Why don't people wear white after Labor Day?
As with all national holidays there are certain unwritten rules attached to Labor Day, but what is the history of the seasonal clothing shift?
Labor Day is an annual tradition dating back to the late 1800s when workers staged parades to call for better working conditions and fair pay. The holiday is now celebrated on the first Monday of September each year and brings with it a raft of yearly traditions.
One of the most famous is the notion that you should not wear white after Labor Day. But where does this assumed dress code come from and should you be sticking to it for the 139th Labor Day this year?
Labor Day signifies the end of summer
The exact origin of the ‘no white after Labor Day’ rule is unknown but many have put forward theories on where it came from. In this instance, the most obvious explanation may be the changing of the seasons, and the evolution from a light summer wardrobe to darker, warmer winter clothes.

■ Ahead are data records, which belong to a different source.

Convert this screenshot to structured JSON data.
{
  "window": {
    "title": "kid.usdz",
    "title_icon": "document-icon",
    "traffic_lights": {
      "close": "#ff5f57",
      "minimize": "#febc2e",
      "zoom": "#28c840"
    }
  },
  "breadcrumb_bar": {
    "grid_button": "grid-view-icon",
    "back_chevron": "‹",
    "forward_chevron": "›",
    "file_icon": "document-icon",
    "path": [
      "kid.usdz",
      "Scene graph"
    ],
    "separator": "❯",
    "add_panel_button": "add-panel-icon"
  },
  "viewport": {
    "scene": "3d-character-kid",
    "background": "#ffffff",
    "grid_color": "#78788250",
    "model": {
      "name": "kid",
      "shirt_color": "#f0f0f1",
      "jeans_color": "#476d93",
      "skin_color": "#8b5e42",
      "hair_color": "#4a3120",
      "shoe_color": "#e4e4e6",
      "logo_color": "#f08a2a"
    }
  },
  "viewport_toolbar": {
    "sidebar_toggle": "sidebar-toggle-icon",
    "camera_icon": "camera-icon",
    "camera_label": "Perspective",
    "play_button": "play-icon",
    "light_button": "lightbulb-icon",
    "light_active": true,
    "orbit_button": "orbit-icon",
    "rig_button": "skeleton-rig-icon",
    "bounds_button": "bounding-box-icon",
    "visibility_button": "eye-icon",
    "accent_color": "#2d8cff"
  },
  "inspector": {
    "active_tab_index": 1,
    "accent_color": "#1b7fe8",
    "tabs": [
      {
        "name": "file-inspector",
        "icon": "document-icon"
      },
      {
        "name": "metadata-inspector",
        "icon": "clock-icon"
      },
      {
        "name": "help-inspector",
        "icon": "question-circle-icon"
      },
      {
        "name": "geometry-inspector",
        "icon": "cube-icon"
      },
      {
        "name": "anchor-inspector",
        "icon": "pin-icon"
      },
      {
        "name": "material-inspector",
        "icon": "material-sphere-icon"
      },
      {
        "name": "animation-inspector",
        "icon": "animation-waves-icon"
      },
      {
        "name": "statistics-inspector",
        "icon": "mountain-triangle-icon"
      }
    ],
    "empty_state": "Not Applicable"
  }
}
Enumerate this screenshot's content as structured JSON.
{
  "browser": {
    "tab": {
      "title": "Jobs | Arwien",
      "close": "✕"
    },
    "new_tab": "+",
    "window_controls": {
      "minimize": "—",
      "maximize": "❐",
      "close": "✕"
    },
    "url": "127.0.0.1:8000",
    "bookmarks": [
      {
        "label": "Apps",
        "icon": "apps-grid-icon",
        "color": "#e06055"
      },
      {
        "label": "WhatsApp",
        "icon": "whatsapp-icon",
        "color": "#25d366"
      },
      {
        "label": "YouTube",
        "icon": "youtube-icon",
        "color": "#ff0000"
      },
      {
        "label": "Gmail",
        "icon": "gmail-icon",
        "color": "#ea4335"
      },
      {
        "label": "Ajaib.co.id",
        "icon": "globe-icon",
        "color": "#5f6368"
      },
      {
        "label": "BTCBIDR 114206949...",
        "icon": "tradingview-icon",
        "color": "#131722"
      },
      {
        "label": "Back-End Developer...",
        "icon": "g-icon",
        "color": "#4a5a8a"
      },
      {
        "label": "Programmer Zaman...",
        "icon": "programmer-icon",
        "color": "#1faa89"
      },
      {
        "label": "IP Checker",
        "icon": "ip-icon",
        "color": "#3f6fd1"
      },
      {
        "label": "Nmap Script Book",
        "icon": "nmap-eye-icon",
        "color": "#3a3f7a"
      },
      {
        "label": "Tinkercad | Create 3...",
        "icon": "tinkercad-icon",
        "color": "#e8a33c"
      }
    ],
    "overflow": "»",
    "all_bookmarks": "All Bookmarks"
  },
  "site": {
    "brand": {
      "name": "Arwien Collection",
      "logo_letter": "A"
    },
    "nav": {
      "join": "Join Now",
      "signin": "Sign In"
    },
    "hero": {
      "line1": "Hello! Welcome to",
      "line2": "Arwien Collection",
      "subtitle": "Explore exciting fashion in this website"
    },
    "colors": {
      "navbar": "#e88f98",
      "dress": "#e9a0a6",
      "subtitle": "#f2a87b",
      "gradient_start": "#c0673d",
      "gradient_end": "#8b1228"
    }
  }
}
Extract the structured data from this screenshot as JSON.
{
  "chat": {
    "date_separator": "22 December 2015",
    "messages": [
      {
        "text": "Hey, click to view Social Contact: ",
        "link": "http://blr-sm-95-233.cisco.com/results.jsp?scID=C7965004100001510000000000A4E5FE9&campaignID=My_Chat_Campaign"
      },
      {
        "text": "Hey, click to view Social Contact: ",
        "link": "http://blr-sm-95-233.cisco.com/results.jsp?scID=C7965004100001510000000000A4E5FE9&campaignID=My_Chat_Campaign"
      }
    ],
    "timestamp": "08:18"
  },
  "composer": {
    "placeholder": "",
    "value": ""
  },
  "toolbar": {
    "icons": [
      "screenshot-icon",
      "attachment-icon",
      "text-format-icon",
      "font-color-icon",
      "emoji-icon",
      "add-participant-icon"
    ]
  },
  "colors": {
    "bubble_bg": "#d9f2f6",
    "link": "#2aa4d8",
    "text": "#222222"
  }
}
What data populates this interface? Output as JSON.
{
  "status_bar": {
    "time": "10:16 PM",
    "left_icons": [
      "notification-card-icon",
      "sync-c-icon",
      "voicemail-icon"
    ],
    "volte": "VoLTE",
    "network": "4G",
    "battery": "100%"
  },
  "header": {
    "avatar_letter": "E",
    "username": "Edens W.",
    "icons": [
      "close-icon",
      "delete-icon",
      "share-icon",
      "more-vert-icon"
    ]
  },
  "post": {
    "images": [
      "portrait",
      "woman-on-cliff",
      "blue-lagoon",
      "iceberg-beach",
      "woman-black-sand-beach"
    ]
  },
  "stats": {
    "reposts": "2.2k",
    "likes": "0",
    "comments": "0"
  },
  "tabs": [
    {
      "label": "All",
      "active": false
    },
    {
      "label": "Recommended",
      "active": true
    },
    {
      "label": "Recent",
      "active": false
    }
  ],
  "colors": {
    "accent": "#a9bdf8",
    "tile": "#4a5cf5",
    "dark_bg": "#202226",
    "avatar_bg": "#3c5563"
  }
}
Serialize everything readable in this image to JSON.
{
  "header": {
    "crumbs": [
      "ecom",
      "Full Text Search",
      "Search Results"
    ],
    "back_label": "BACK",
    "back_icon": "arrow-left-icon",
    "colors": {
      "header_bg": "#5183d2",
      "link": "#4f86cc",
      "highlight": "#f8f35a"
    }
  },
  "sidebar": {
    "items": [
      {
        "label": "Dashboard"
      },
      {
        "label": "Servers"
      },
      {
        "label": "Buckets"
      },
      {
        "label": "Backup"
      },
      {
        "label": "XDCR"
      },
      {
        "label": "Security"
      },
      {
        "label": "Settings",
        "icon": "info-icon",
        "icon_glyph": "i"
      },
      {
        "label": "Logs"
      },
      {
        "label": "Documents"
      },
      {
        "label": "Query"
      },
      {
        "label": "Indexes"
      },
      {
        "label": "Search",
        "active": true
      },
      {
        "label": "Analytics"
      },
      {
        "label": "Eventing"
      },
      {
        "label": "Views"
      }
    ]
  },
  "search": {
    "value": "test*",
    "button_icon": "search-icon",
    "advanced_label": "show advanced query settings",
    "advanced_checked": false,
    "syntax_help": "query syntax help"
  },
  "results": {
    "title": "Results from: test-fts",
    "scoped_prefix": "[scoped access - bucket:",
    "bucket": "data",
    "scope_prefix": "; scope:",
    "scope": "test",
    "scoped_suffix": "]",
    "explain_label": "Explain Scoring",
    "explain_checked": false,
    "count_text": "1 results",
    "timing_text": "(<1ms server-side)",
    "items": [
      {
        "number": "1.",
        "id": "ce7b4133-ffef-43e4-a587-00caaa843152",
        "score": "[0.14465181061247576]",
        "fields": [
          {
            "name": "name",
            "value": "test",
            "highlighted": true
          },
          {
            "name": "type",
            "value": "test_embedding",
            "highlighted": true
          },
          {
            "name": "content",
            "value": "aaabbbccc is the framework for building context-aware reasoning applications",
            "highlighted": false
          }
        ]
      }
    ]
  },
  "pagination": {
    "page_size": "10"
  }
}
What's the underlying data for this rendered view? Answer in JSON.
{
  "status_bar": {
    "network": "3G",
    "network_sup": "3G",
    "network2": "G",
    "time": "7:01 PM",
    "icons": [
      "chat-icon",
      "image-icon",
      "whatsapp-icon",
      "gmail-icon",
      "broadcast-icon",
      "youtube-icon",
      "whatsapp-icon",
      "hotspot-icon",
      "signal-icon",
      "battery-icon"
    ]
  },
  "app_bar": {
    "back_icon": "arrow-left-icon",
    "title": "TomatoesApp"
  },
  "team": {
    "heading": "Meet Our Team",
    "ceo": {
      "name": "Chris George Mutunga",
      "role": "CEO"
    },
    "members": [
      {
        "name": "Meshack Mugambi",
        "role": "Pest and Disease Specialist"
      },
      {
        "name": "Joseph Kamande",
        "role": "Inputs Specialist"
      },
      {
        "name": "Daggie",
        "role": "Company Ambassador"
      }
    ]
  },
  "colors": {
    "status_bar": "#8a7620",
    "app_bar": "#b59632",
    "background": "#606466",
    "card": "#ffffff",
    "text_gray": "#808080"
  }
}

Miss Manners’ etiquette columnist Judith Martin points out that there was a clear practical reason for wearing white in the summer: “Not only was there no air-conditioning, but people did not go around in T shirts and halter tops. They wore what we would now consider fairly formal clothes… And white is of a lighter weight.”
For city-dwellers in the early to mid-20th century, beating the heat was a vital part of fashion choices and white was simply the most practical thing to wear. However once summer has ended, and bear in mind that Labor Day is traditionally seen as the end of summer, those white clothes are susceptible to rain and muddy conditions.
Charlie Scheips, author of American Fashion, points out: “All the magazines and tastemakers were centred in big cities, usually in northern climates that had seasons.”
Did not wearing white become a class identifier?
Wearing lighter clothes in summer is a choice that most of us, even if only subconsciously, tend to make. Darker colours do tend to absorb the heat more and make it a better choice for the cold winter days that a summer’s afternoon.
But Valerie Steele, director of the Museum at the Fashion Institute of Technology, explains that “very rarely is there actually a functional reason for a fashion rule,” and argues that the Labor Day white clothing ban may have more to do with style than substance.
For the metropolitan taste-makers wealthy enough to leave the stuffy city for the countryside in the summer months, clothing became a conscious signifier of the seasons. The classic ‘look of leisure’ at beachside resorts was one of white linen and Panama hats.
Steele suggests that refusing to wear white after Labor Day may have been a sign that the wearer was rich enough to reserve the paler colours for summer retreats. She says: “You’re back in the city, back at school, back doing whatever you’re doing in the fall — and so you have a new wardrobe.”
“It [was] insiders trying to keep other people out,” Steele continues, “and outsiders trying to climb in by proving they know the rules.”